En tout cas, l'événement justifia les espérances de Jacob Spon. Bossuet répondit de Saint-Germain à l'abbé Nicaise, le 9 février 1679 : « Vous pouvez assurer M. Spon, Monsieur, que ses Miscellanea seront bien reçus de Mer le Dauphin et qu'il peut les lui dédier, aussi bien que sa Réponse à la Guilletière. Nous avons estimé son dictionnaire. Pour son In te Domine, speravi (élucubration protestante de Spon), il nous a paru ce qu'il était, c'est-à-dire ridicule et profane. Au surplus, j'ai ouï dire qu'il y avait quelques bonnes remarques dans son livre car pour moi, je n'en ai rien lu; mais j'ai lu avec grand plaisir tout le Voyage de M. Spon, plein de belles observations et de recherches curieuses de l'antiquité. Il a donné au public une bonne opinion de son érudition, qui prépare bien les voies à ses Miscellanea. » Et alors l'excellent prélat se donnait la peine de corriger lui-même l'inscription latine qui devait servir pour la dédicace de l'ouvrage au Dauphin : « Je ne sais, écrivait-il, ce que peut signifier parmi nous le principi juventutis, ni le tutelari genio pacis. Pour le a divis concesso, l'allusion en est ingénieuse; mais il est païen, et s'il faut imiter les anciens, c'est principalement en ce qu'ils ont fait leurs inscriptions selon leurs mœurs et leur religion, sans y rien mêler d'étranger. Les auteurs exacts n'approuveront pas qu'on se serve du mot divi pour les saints, quoique les catholiques s'en soient servis aussi bien que les protestants. Dans

l'inscription pour le roi, il y a trois adverbes de suite, celeriter, fortiter, audacter, ce qui est du style affecté plutôt que de la grandeur qui convient aux inscriptions: je les ôterais tous. trois. Je doute aussi un peu du mot conculcatis, et je ne sais si ce mot se trouve en ce genre; il paraît un peu trop figuré et trop éloigné de la simplicité. Je ne sais si pace data ne serait pas mieux qu'oblata. Le reste est excellent. >>

Un latiniste comme notre savant doyen de la Faculté des Lettres pourrait nous dire jusqu'à quel point Bossuet se montre cicéronien, émérite dans ces remarques, dont la justesse parut telle à Jacob Spon qu'il les suivit exactement dans la dédicace des Miscellanea.

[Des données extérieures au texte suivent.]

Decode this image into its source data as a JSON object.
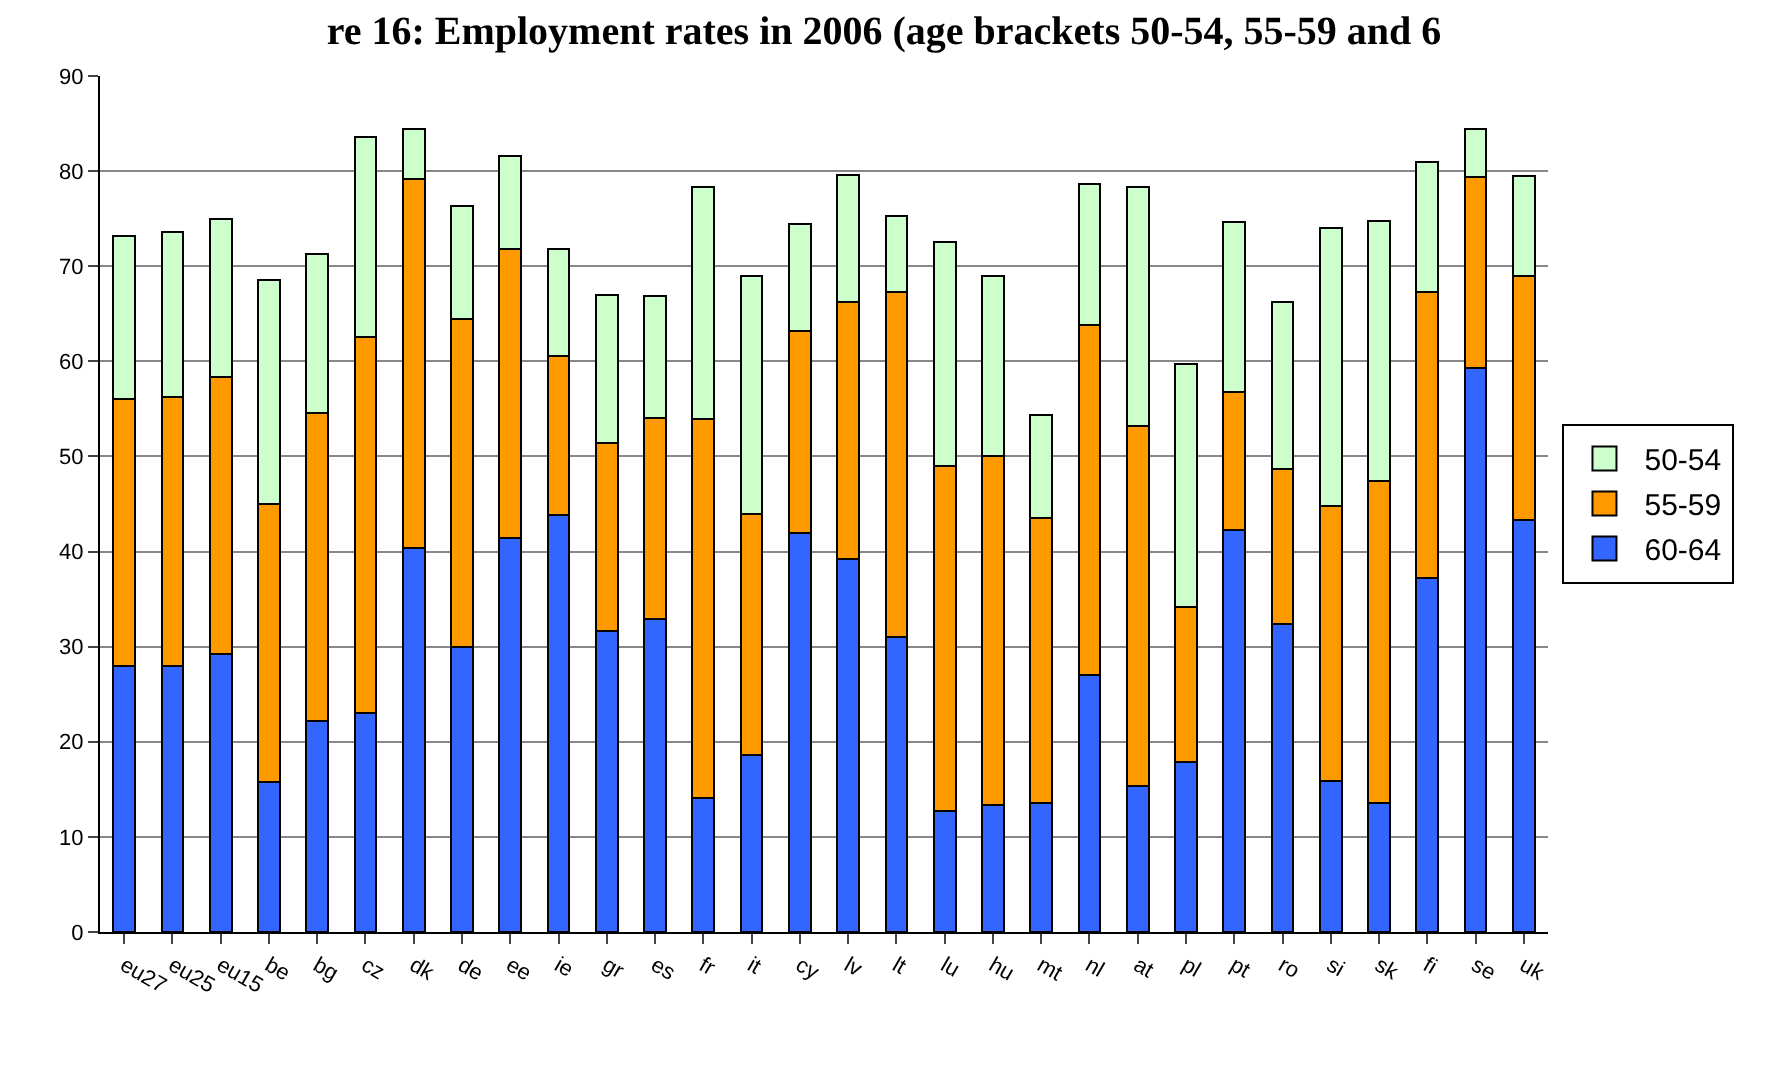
{
  "chart_data": {
    "type": "bar",
    "stacked": true,
    "title": "re 16: Employment rates in 2006 (age brackets 50-54, 55-59 and 6",
    "categories": [
      "eu27",
      "eu25",
      "eu15",
      "be",
      "bg",
      "cz",
      "dk",
      "de",
      "ee",
      "ie",
      "gr",
      "es",
      "fr",
      "it",
      "cy",
      "lv",
      "lt",
      "lu",
      "hu",
      "mt",
      "nl",
      "at",
      "pl",
      "pt",
      "ro",
      "si",
      "sk",
      "fi",
      "se",
      "uk"
    ],
    "series": [
      {
        "name": "60-64",
        "color": "#3366ff",
        "values": [
          28,
          28,
          29.2,
          15.8,
          22.2,
          23,
          40.4,
          30,
          41.4,
          43.8,
          31.7,
          32.9,
          14.1,
          18.6,
          42,
          39.2,
          31,
          12.7,
          13.4,
          13.6,
          27,
          15.3,
          17.9,
          42.3,
          32.4,
          15.9,
          13.6,
          37.2,
          59.3,
          43.3
        ]
      },
      {
        "name": "55-59",
        "color": "#ff9900",
        "values": [
          28,
          28.2,
          29.2,
          29.2,
          32.4,
          39.6,
          38.8,
          34.5,
          30.4,
          16.8,
          19.7,
          21.1,
          39.8,
          25.3,
          21.2,
          27,
          36.3,
          36.3,
          36.6,
          29.9,
          36.8,
          37.9,
          16.3,
          14.5,
          16.3,
          28.9,
          33.8,
          30.1,
          20.1,
          25.7
        ]
      },
      {
        "name": "50-54",
        "color": "#ccffcc",
        "values": [
          17.2,
          17.4,
          16.6,
          23.6,
          16.7,
          21,
          5.2,
          11.8,
          9.8,
          11.2,
          15.6,
          12.9,
          24.4,
          25.1,
          11.2,
          13.4,
          8,
          23.6,
          19,
          10.9,
          14.8,
          25.1,
          25.5,
          17.9,
          17.5,
          29.2,
          27.4,
          13.7,
          5,
          10.5
        ]
      }
    ],
    "ylim": [
      0,
      90
    ],
    "yticks": [
      0,
      10,
      20,
      30,
      40,
      50,
      60,
      70,
      80,
      90
    ],
    "grid": "y",
    "legend": "right"
  }
}
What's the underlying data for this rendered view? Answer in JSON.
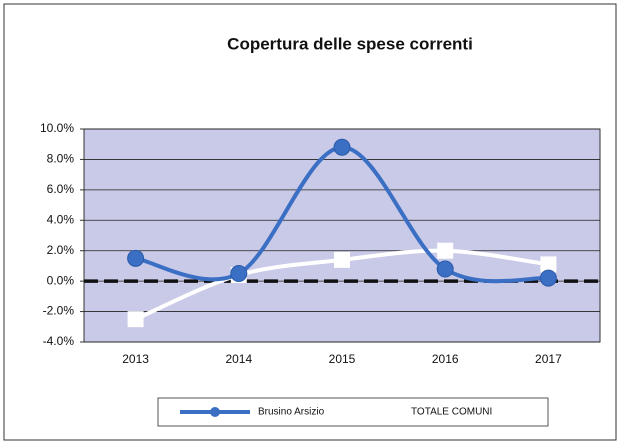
{
  "chart_data": {
    "type": "line",
    "title": "Copertura delle spese correnti",
    "categories": [
      "2013",
      "2014",
      "2015",
      "2016",
      "2017"
    ],
    "series": [
      {
        "name": "Brusino Arsizio",
        "color": "#3a6fc4",
        "values": [
          1.5,
          0.5,
          8.8,
          0.8,
          0.2
        ]
      },
      {
        "name": "TOTALE COMUNI",
        "color": "#ffffff",
        "values": [
          -2.5,
          0.4,
          1.4,
          2.0,
          1.1
        ]
      }
    ],
    "ylim": [
      -4,
      10
    ],
    "yticks": [
      {
        "value": -4,
        "label": "-4.0%"
      },
      {
        "value": -2,
        "label": "-2.0%"
      },
      {
        "value": 0,
        "label": "0.0%"
      },
      {
        "value": 2,
        "label": "2.0%"
      },
      {
        "value": 4,
        "label": "4.0%"
      },
      {
        "value": 6,
        "label": "6.0%"
      },
      {
        "value": 8,
        "label": "8.0%"
      },
      {
        "value": 10,
        "label": "10.0%"
      }
    ],
    "grid": true,
    "legend": "bottom"
  }
}
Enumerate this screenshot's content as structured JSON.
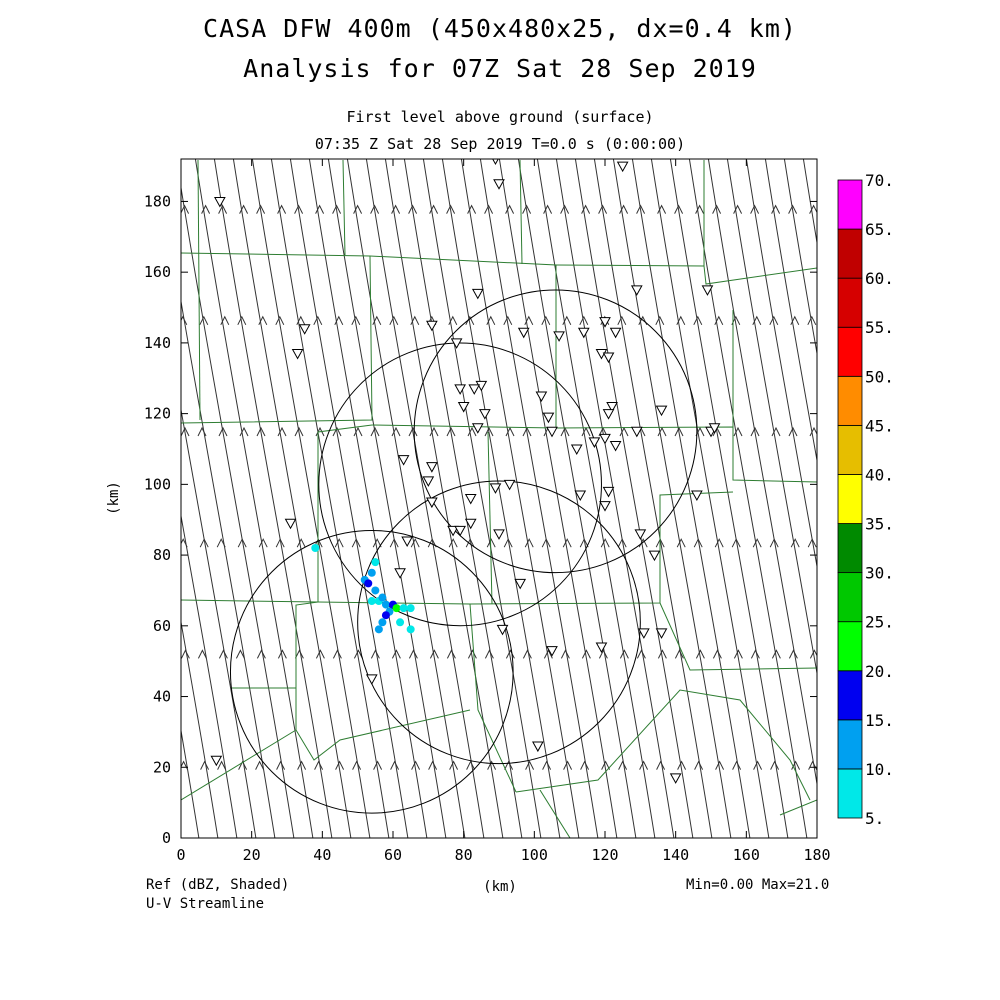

Pour vous, Messieurs, vous aurez noté avec quel soin Bossuet proscrit « le style affecté », « trop figuré, trop éloigné de la simplicité ». Déjà en 1669, dans son Écrit composé pour le cardinal de Bouillon sur le style et la lecture des écrivains ́et des Pères de l'Église pour former un orateur, il avait dit du style de Balzac que « c'est le style du monde le plus vicieux, parce qu'il est le plus affecté et le plus contraint ». Bossuet s'inspire de la grande école de Pascal, « étonné et ravi »>, quand il trouvait « le style naturel »; de la grande école de Boileau, de Molière, de Racine et de La Fontaine, disant en 1661 :

Et maintenant il ne faut pas
Quitter la nature d'un pas.

Bossuet écrit toujours comme il parlerait, simplement, naturellement; et, chose merveilleuse! le plus grand de nos écrivains est le moins styliste de tous, le plus naturel dans sa simplicité et dans sa magnificence.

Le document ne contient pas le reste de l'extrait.